Haben Sie nach dem teuersten Spielerkauf in der Vereinsgeschichte von Borussia Dortmund jetzt alles unter Dach und Fach?
HANS-JOACHIM WATZKE: Was wir da in den letzten Tagen mit Henrich Mchitarjan auf die Beine gestellt haben, war einigermaßen schwierig. Die Ukraine ist kein einfaches Umfeld.
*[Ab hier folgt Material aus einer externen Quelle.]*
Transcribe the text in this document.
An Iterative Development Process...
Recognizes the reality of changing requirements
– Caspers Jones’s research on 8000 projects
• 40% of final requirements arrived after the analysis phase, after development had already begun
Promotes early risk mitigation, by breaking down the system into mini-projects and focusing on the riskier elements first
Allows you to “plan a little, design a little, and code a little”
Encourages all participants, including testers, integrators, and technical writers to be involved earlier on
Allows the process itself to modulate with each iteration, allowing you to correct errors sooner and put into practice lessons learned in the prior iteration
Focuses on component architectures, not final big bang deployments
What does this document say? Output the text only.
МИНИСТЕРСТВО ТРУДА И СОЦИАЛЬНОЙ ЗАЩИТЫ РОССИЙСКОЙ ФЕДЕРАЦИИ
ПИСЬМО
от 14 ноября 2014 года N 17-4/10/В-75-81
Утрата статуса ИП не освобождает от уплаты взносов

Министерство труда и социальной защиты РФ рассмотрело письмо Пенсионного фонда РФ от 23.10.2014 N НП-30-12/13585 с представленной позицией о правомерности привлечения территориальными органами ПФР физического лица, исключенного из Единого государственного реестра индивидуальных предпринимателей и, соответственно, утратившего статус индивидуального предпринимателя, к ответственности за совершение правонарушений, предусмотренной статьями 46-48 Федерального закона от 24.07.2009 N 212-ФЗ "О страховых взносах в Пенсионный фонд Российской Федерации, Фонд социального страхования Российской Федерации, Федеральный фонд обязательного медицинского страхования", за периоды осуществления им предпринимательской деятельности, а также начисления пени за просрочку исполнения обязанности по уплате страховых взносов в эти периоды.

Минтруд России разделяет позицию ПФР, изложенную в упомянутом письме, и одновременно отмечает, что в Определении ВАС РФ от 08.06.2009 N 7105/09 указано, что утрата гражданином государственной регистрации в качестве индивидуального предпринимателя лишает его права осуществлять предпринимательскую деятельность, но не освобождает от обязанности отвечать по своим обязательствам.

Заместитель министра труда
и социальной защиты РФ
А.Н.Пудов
Jetzt sind wir froh, dass wir es geschafft haben.

Können Sie die Namen von Ihren Neuzugängen Aubameyang und Mchitarjan schon aussprechen?
WATZKE: Ja, klar.

Sie haben das Transfervolumen immer mit 50 Millionen Euro limitiert...
WATZKE: Nicht limitiert, das war die angestrebte Obergrenze.

Ist das Limit jetzt ausgeschöpft?
WATZKE: Weitgehend, aber nicht ganz. Es geht nicht darum, wie viel Geld wir haben. Das Thema ist: Was macht Sinn? Was entsprciht unserer Philosophie? Was passt zu Borussia Dortmund?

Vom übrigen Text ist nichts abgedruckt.